Gaze Dithering: David Maljković
In talking about his artistic approach, David Maljković often refers to a mutation of the works: to works feeding upon themselves in order to emerge anew. Gaze Dithering at Galeria Francisco Fino resumes this practice of using previous works as raw material and continues the artist’s reflection on how this methodology is contigent to the dissolution of hierarchies between particular works and specific media. In its exploration of the procedures of constructing an image, as well as the procedures of choreographing and mediating the exhibition experience, Maljković’s work often resorts to installations constructed through an intricate process of superimposing, transforming and reinterpreting works from different periods of his practice.
Gaze Dithering attempts to allow multiple readings of Maljković’s work, while deliberately moving away from descriptiveness, presenting his practice as it evolves and transitions. There is a seriality to the works occupying the two rooms of the gallery, but also a seriality of gesture, which point to key interests and methods – a formal and conceptual concern with the complexities of time; a collagist approach; self-referentiality; the use of earlier works and exhibition displays as material; an inquiry into the relationship between art’s autonomy and its formal developments; and an investment in exploring the nature of the gaze.
Taking the scale of the gallery’s space, three wallpapers are turned into wall-paintings through the strong painterly gesture employed over a surface and display changing what was supposed to be a simple procedure of pasting to the wall. The surface image, blurred and straightforward in its simplicity resembles a testing-screenshot and highlights the performative gesture. The combination of pigments and glue overflows the boundaries of the wallpapers and spills on the plinths, evoking the transiency and fragility of this site-specific works.
In Alterity Line, a series of recent works, paintings and photography are mounted on aluminum and engraved upon with motives from an older series of drawings. The immediacy of drawing destabilizes the painterly medium, thus the autonomous character of both works is negated in the hybrid objects presented. The series of looped animations, bearing the same title, is formally based on the transformation of a selection of these earlier drawings and is infused with flickering color, becoming a poetic moderator and hidden key to the exhibition.

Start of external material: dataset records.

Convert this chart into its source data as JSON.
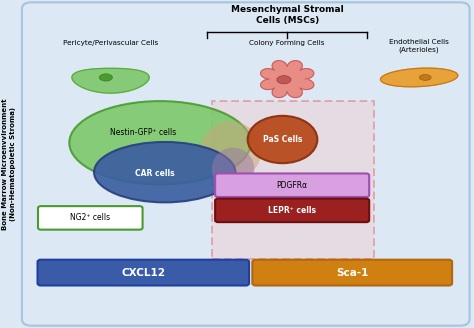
{
  "bg_color": "#dce9f5",
  "title_msc": "Mesenchymal Stromal\nCells (MSCs)",
  "label_pericyte": "Pericyte/Perivascular Cells",
  "label_colony": "Colony Forming Cells",
  "label_endothelial": "Endothelial Cells\n(Arterioles)",
  "label_ylabel": "Bone Marrow Microenvvironment\n(Non-Hematopoietic Stroma)",
  "label_nestin": "Nestin-GFP⁺ cells",
  "label_car": "CAR cells",
  "label_pas": "PaS Cells",
  "label_ng2": "NG2⁺ cells",
  "label_pdgfra": "PDGFRα",
  "label_lepr": "LEPR⁺ cells",
  "label_cxcl12": "CXCL12",
  "label_sca1": "Sca-1",
  "color_nestin_ellipse": "#7dc86a",
  "color_car_ellipse": "#3b5fa0",
  "color_pas_circle": "#b84b1e",
  "color_ng2_edge": "#4a9a30",
  "color_pdgfra_face": "#d8a0e0",
  "color_pdgfra_edge": "#a050b0",
  "color_lepr_face": "#9b2020",
  "color_lepr_edge": "#6b1010",
  "color_cxcl12_face": "#3a5ca8",
  "color_sca1_face": "#d08010",
  "color_dashed_box": "#e05050",
  "color_overlap_tan": "#c8a080",
  "color_overlap_purple": "#9878a8"
}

Another series of works, Yet to be titled, is created through the placing of rolled-up works within sealed plexiglas boxes whose format is directly borrowed from the inkjet printer cartridge. The form of the artless technical tool is incorporated into the work, becoming at the same time a bright display-case and a space of questioning and enclosure. In one of the works from this series, a cardboard packaging, presumably for transporting a work, becomes the artwork itself, bringing together the daily processes and backstage operations of the artist’s studio and exhibition-making and including these in the experience of the show. Here, the artist’s method becomes exhibition’s content, and display is structured around a tension between an intimate approach – which attempts to convey an immediacy of the artistic process and an absence of intermediary between content and execution – and a precisely structured dramaturgy of the exhibition.
In this exhibition, Maljković’s ambiguous, open relationship to the finished work poses a challenge to discourses of development and novelty, examining instead the potentialities of otherness, variance and inconsistency as driving principles.